Figura 1 - robô montado
Figura 1 - robô montado

A Raspberry Pi 3, apesar de relativamente nova no mercado, se popularizou muito. Grande parte de seu sucesso se deve à sua conectividade: diferentemente dos modelos anteriores, agora ela conta com Wi-Fi já nativo (ou seja, não é preciso usar dongle Wi-Fi). Isso abriu um novo leque de possibilidades e projetos, aumentando ainda mais o "poder de fogo" das Raspberry Pi.

 

Uma das possibilidades renovadas de uso da Raspberry Pi 3 é a robótica.
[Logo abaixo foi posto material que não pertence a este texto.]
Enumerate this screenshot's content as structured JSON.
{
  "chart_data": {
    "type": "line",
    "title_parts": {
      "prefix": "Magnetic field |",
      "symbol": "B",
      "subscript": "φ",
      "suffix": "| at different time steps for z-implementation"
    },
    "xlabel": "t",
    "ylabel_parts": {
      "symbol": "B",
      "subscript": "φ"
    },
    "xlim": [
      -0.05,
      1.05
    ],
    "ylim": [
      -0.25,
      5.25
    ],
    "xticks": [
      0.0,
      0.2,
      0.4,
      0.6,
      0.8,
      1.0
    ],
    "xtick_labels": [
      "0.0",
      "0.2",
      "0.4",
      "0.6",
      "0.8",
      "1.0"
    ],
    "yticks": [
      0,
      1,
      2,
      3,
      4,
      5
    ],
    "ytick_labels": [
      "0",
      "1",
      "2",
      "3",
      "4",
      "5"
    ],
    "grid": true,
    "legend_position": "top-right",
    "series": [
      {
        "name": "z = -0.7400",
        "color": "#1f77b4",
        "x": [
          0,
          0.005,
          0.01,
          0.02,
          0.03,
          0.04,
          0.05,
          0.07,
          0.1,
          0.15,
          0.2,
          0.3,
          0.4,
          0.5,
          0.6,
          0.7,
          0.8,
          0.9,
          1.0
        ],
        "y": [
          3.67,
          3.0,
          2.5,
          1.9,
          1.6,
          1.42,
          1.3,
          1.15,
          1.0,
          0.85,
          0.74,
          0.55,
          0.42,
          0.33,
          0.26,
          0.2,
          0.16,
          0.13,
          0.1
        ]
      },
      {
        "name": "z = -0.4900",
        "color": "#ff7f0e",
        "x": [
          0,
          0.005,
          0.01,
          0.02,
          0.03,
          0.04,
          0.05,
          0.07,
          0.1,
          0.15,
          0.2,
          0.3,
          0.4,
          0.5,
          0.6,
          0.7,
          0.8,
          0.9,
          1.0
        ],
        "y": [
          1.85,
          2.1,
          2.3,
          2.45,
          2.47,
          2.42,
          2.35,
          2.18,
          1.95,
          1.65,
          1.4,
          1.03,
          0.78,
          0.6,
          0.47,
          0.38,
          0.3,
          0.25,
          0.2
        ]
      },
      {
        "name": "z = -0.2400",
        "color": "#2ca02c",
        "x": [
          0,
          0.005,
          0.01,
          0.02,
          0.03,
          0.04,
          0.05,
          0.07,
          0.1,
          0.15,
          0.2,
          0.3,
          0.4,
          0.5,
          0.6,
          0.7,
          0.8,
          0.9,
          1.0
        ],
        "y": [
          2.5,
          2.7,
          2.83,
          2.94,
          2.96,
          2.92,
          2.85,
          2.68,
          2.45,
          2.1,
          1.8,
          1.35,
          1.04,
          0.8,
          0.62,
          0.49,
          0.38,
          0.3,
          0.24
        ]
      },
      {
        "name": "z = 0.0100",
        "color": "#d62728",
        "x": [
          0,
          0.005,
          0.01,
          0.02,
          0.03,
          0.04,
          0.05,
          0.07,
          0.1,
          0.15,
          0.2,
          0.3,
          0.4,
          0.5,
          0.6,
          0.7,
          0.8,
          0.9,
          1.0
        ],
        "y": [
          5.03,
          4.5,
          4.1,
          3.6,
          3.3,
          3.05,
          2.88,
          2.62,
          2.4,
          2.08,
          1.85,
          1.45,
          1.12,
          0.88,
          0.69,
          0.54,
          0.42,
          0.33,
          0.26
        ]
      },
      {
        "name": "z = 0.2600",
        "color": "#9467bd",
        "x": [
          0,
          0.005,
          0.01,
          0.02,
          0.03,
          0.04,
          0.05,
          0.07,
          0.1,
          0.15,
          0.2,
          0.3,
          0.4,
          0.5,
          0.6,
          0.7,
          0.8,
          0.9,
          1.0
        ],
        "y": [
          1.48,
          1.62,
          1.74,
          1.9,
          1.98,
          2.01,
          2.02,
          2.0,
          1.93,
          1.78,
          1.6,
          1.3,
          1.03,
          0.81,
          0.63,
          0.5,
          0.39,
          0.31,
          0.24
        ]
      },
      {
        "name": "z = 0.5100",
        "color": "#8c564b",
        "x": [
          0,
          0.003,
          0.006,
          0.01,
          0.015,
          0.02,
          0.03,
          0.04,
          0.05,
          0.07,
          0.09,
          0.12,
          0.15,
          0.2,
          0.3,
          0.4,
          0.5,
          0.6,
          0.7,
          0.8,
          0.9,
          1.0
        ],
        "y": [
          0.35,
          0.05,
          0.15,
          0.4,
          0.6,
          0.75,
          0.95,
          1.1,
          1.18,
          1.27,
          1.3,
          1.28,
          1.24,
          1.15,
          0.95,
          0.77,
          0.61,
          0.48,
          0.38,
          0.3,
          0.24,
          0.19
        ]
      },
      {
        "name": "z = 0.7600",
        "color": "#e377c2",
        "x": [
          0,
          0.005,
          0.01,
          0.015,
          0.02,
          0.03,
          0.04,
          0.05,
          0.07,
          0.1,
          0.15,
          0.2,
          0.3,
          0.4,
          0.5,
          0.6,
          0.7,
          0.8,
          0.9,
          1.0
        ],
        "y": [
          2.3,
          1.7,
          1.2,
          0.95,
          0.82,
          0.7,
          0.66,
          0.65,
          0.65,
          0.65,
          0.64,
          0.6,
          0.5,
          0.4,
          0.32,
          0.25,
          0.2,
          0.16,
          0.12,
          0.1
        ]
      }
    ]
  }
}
Com base nisso, este artigo mostra como desenvolver um robô do tipo exploração/rover utilizando a Raspberry Pi 3.

 

 

Materiais necessários

 

Para reproduzir este projeto será necessário o seguinte material e ferramentas:

  • Uma Raspberry Pi 3 com case;
  • Um powerbank (utilizei um simples de 2000mA);
  • Um cabo USB (igual ao utilizado para carga de celulares, com uma ponta do tipo A e outra micro-USB);
  • Uma webcam;
  • Um suporte para quatro pilhas;
  • Quatro pilhas tipo AA (recomendo fortemente o uso de pilhas recarregáveis);
  • Chassis de quatro rodas e "dois andares", como este aqui;
  • Um protoboard de 440 pontos;
  • Dois transistores BD135;
  • Dois transistores BC548;
  • Dois resistores de 10k 1/4W;
  • Fios / jumpers diversos;
  • Aproximadamente dois metros de cabo flexível (sugestão: 0,14mm);
  • Ferro de solda e estanho;
  • Uma embalagem de abraçadeiras de Nylon;
  • Fita isolante de boa qualidade (recomendação: marca Tigre);
  • Fita dupla face;
  • Velcro (com adesivo).

 

 

Robô montado

 

Antes de iniciarmos o desenvolvimento do robô, segue a foto do mesmo já montado:

 

RoboPi montado
Figura 1 - Robô montado

 

 

Diagrama do projeto

 

Um diagrama do projeto pode ser visto na figura 2.

 

Diagrama de comando e interação com periféricos
Figura 2 - Diagrama de comando e interação com periféricos

 

Conforme pode ser observado no diagrama, o operador / usuário do robô acessa a central de controle do robô (uma Raspberry Pi 3) através de acesso remoto na sua rede local (mais precisamente, acesso por VNC), sendo que a Raspberry Pi está conectada à rede via Wi-Fi. A Raspberry Pi por sua vez interage com os periféricos do robô (motores e webcam).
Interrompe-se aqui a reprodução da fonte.